Menurut Fadli kehadiran Isti Gus Dur, Sinta Nuriyah dan putri Gus Dur Yenny Wahid sudah menjelaskan sikap NU terhadap pemberian gelar Pahlawan kepada 10 orang tokoh, salah satunya Soeharto.

Baca juga: Polemik Gelar Pahlawan Nasional Soeharto, Ini 10 Dosa Besar Presiden ke-2 RI Menurut KontraS

Diketahui kehadiran Sinta Wahid dan Yenny Wahid ke istana adalah untuk menerima gelar pahlawan nasional yang diberikan kepada Gus Dur.

"Kalau saya lihat kehadiran dari Ibu Sinta Nuriyah, Ibu Sinta Nuriyah kan istri Presiden Gus Dur. Ada Ibu Yenny, ada cucu-cucunya. Itu menandakan, dan tadi juga beliau menyampaikan sangat senang dan sangat apresiatif," katanya di Istana Kepresidenan Jakarta, Senin (10/11/2025).

Baca juga: Polemik Gelar Pahlawan Nasional Soeharto, Ini 10 Dosa Besar Presiden ke-2 RI Menurut KontraS

Menurut Fadli kehadiran keluarga Gus Dur yang merupakan warga NU tersebut sudah cukup menjelaskan.

"Jadi saya kira itu sudah cukup menjelaskan, kalau saya," kata Fadli.

Fadli menegaskan bahwa keterlibatan Soeharto dalam kasus korupsi dan pelanggaran HAM masih berupa dugaan. Tudingan Soeharto terseret kasus pelanggaran HAM tidak pernah terbukti.

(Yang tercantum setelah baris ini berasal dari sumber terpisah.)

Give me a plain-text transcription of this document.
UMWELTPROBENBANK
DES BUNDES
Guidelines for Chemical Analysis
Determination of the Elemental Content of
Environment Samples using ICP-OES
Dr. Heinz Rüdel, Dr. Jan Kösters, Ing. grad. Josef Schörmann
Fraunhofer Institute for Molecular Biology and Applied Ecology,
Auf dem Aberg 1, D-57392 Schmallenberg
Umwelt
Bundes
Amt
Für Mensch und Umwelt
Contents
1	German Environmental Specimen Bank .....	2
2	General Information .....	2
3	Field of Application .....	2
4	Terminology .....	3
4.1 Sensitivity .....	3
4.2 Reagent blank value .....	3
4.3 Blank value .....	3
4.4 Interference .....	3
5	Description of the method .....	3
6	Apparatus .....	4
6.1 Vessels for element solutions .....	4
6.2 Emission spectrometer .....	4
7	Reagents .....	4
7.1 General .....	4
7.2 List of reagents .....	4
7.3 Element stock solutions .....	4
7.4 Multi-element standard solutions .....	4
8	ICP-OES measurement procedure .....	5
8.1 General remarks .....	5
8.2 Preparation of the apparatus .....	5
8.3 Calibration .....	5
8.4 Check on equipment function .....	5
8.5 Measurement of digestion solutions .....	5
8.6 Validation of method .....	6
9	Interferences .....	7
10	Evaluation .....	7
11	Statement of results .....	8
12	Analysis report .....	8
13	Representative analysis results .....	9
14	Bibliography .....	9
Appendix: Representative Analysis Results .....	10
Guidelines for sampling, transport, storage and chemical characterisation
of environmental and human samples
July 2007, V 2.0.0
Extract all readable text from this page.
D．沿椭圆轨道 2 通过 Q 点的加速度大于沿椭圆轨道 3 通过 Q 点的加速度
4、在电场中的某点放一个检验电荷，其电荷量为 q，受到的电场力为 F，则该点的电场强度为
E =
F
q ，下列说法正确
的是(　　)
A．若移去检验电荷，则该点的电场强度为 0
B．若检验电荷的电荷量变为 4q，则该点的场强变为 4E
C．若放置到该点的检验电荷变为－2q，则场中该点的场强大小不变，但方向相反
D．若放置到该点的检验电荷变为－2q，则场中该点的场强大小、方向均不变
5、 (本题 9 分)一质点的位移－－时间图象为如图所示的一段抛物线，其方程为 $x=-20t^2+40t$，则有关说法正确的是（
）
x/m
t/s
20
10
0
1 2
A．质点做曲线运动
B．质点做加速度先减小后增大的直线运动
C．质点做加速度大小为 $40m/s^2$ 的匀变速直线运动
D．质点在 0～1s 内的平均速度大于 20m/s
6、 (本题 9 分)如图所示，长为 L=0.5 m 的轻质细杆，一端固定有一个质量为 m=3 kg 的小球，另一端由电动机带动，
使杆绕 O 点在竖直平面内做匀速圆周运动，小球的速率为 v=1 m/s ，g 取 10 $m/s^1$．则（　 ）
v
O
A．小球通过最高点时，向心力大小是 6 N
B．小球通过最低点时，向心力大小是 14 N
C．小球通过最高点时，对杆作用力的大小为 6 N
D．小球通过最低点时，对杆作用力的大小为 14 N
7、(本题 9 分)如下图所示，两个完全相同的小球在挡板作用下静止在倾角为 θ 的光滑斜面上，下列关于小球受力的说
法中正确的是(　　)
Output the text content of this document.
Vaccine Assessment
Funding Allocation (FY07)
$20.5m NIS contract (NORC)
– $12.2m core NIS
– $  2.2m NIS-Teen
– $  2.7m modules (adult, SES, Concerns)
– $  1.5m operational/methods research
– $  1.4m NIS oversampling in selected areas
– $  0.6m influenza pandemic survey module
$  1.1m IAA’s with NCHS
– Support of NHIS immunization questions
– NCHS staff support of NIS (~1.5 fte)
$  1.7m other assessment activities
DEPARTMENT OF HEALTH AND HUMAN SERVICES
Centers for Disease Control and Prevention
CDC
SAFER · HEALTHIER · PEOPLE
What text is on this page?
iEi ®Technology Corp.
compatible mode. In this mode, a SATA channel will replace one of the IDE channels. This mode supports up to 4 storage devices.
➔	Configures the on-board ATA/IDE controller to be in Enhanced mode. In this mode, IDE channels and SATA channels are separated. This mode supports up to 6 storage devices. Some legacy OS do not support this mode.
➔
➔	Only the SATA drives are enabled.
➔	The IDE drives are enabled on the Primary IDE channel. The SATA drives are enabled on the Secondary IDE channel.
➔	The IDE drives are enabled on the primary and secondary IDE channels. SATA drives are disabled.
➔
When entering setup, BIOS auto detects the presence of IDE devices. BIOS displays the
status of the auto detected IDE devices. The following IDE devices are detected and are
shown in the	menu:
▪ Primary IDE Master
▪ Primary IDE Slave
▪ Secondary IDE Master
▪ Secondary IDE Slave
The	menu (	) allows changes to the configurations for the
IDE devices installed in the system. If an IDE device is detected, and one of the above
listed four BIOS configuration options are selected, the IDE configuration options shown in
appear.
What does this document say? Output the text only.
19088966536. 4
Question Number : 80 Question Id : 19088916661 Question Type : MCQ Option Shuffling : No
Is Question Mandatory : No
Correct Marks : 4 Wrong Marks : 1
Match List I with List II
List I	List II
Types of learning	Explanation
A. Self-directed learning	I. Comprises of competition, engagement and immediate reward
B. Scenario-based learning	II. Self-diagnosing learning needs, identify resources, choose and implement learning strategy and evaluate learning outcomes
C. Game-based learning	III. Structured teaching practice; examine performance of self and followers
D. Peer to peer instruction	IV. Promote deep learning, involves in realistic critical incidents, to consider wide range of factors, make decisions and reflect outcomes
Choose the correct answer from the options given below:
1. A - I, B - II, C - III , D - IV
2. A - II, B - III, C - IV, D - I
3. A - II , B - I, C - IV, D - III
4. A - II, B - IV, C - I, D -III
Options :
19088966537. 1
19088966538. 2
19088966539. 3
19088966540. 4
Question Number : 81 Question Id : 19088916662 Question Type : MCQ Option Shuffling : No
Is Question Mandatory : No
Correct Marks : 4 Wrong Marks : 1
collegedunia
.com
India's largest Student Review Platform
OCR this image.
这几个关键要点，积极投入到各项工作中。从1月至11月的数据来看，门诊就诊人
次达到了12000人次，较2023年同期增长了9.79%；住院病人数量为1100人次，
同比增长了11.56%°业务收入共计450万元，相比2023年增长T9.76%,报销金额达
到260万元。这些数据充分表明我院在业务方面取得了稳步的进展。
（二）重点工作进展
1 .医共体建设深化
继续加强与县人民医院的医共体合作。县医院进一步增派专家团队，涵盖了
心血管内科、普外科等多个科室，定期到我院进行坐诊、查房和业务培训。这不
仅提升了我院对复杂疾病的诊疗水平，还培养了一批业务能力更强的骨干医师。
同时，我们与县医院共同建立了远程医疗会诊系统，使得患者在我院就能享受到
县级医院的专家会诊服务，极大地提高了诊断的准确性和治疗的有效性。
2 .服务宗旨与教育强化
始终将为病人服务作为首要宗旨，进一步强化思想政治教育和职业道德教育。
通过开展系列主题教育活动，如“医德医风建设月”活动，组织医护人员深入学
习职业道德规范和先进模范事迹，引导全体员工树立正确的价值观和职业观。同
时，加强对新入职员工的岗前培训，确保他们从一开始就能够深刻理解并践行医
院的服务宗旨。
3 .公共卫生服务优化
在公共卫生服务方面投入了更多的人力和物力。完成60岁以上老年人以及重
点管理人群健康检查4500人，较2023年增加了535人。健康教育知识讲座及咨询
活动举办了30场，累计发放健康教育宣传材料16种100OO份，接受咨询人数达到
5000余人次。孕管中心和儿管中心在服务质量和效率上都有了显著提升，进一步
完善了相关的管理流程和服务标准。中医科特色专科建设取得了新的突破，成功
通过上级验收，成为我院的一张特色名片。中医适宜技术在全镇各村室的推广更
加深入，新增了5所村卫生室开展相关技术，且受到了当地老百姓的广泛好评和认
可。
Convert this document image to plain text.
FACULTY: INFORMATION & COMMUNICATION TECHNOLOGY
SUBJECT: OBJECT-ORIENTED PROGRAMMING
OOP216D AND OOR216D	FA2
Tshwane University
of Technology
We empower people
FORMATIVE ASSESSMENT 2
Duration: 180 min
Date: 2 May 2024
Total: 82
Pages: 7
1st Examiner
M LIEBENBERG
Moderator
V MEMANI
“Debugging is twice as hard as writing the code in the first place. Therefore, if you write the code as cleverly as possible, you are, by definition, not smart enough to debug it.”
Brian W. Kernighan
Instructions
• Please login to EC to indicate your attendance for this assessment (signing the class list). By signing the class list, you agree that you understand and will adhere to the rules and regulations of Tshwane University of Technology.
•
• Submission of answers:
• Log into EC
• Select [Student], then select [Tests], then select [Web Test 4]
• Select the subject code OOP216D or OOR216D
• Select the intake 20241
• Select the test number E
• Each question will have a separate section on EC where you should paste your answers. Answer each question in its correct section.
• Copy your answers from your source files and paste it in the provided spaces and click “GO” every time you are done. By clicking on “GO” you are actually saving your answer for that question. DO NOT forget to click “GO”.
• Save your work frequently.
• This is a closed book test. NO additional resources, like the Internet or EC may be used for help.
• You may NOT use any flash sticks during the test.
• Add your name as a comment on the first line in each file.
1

"Ya tadi seperti Anda bilang, kan namanya dugaan. Iya, dugaan itu kan tidak pernah terbukti juga," katanya.

Menurut Fadli semua tudingan keterlibatan Soeharto dalam kasus korupsi dan pelanggaran HAM telah diselidiki dan tidak ada kaitannya. Menurutnya semua proses hukum tersebut sudah tuntas.

"Maksudnya tidak ada itu kan cuman yang terkait dengan kasus-kasus itu kan pasti sudah ada proses hukumnya. Misalnya apa yang dituduhkan? Semua ada proses hukumnya, dan proses hukum itu sudah tuntas dan itu tidak terkait dengan Presiden Soeharto," katanya.

Terkait, dengan kerusuhan 98, kata Fadli, tidak ada kaitannya dengan Soeharto. Ia justru menanyakan balik kepada awak media, di bagian mana keterlibatan Soeharto dalam kerusuhan 98.

"Kerusuhan Mei kan tidak ada kaitannya. Pada bagian yang mana?" katanya.

Oleh karena itu kata penganugerahan gelar pahlawan nasional kepada Soeharto sudah clear. Tidak ada kasus hukum yang menyeret Soeharto.

Baca juga: Gus Mus Tolak Gelar Pahlawan untuk Soeharto: Zaman Orba Banyak Kiai Dimasukin ke Sumur

"Enggak ada, iya. Kalau soal itu saya kira sudah tidak ada masalah. Sebagaimana itu dari bawah tadi, sudah melalui suatu proses. Tidak ada masalah hukum, tidak ada masalah hal-hal yang lain,"  katanya.

Sebelumnya KH Ahmad Mustofa Bisri atau Gus Mus secara tegas menolak rencana pemberian gelar Pahlawan Nasional kepada Presiden ke-2 RI, Soeharto.

“Saya ini orang yang paling tidak setuju kalau Soeharto dijadikan Pahlawan Nasional,” ujar Mustasyar Pengurus Besar Nahdlatul Ulama (PBNU) itu, dikutip dari NU Online.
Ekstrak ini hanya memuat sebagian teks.